I teach around 16 classes a week and I open every class with a question and answer period. It never fails, I’m always asked the same question. “Why does my dog…” or “How can I stop my dog from….”. The answer to most of these questions is relatively simple, but most people don’t like the answer. Any dog that is constantly getting into trouble or pestering for attention is bored, pure and simple. Dogs that have adequate mental and physical stimulation are able to relax.
Breeding and genetics can affect how much energy a dog will have and how well they cope with inactivity. Each dog will have his or her own energy threshold and what may be tired for you may not be tired for your dog, especially if they are young.
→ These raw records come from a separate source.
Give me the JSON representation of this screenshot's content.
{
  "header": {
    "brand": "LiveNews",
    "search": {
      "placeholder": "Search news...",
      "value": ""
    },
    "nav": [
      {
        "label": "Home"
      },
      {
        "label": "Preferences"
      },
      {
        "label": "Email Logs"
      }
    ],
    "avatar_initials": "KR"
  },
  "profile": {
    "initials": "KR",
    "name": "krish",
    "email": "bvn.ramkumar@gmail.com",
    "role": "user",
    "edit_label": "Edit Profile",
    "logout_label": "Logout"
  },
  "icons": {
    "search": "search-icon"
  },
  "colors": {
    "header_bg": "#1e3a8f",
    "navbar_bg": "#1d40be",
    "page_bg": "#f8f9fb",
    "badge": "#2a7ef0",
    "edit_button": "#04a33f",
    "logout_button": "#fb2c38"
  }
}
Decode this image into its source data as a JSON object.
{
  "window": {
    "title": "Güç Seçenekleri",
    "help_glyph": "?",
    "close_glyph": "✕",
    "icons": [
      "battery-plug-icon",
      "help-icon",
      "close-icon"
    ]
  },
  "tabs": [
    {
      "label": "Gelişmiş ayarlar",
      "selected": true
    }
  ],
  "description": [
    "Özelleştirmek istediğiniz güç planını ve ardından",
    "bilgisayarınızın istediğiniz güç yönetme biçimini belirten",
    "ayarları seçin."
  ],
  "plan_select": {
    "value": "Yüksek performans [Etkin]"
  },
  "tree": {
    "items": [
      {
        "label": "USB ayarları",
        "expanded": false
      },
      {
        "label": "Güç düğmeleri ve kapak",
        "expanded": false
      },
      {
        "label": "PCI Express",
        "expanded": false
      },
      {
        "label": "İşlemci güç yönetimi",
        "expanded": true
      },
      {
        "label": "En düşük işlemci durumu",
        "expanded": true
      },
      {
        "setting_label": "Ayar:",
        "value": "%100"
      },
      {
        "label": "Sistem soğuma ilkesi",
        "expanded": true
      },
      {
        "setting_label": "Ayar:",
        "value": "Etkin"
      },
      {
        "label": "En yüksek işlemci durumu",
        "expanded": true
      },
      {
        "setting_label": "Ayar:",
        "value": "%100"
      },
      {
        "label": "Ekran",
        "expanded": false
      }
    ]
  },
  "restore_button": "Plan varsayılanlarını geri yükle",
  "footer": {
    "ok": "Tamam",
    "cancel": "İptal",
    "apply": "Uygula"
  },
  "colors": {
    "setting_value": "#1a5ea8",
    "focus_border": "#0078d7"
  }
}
The majority of dogs that I see are in busy families. Working, shuttling children, and personal appointments dominate the day. The dog, who is usually crated, is expected to be content with a 30-minute walk twice a day, maybe. This is not nearly enough for the majority of dogs and walks won’t cut it. These pups need to so some serious cardio, like chasing a ball or Frisbee, swimming, playing with another dog and or an extended game of tug. Physical activity can help curb problems like mouthiness, destructiveness and barking.
Mental exercise can also tire a dog. Training games, food puzzles, time spent sniffing out a new place, and time spent with canine friends are as stimulating to a dog as reading the news and answering emails are to us. My mantra is always the same. “A tired dog is a happy owner”.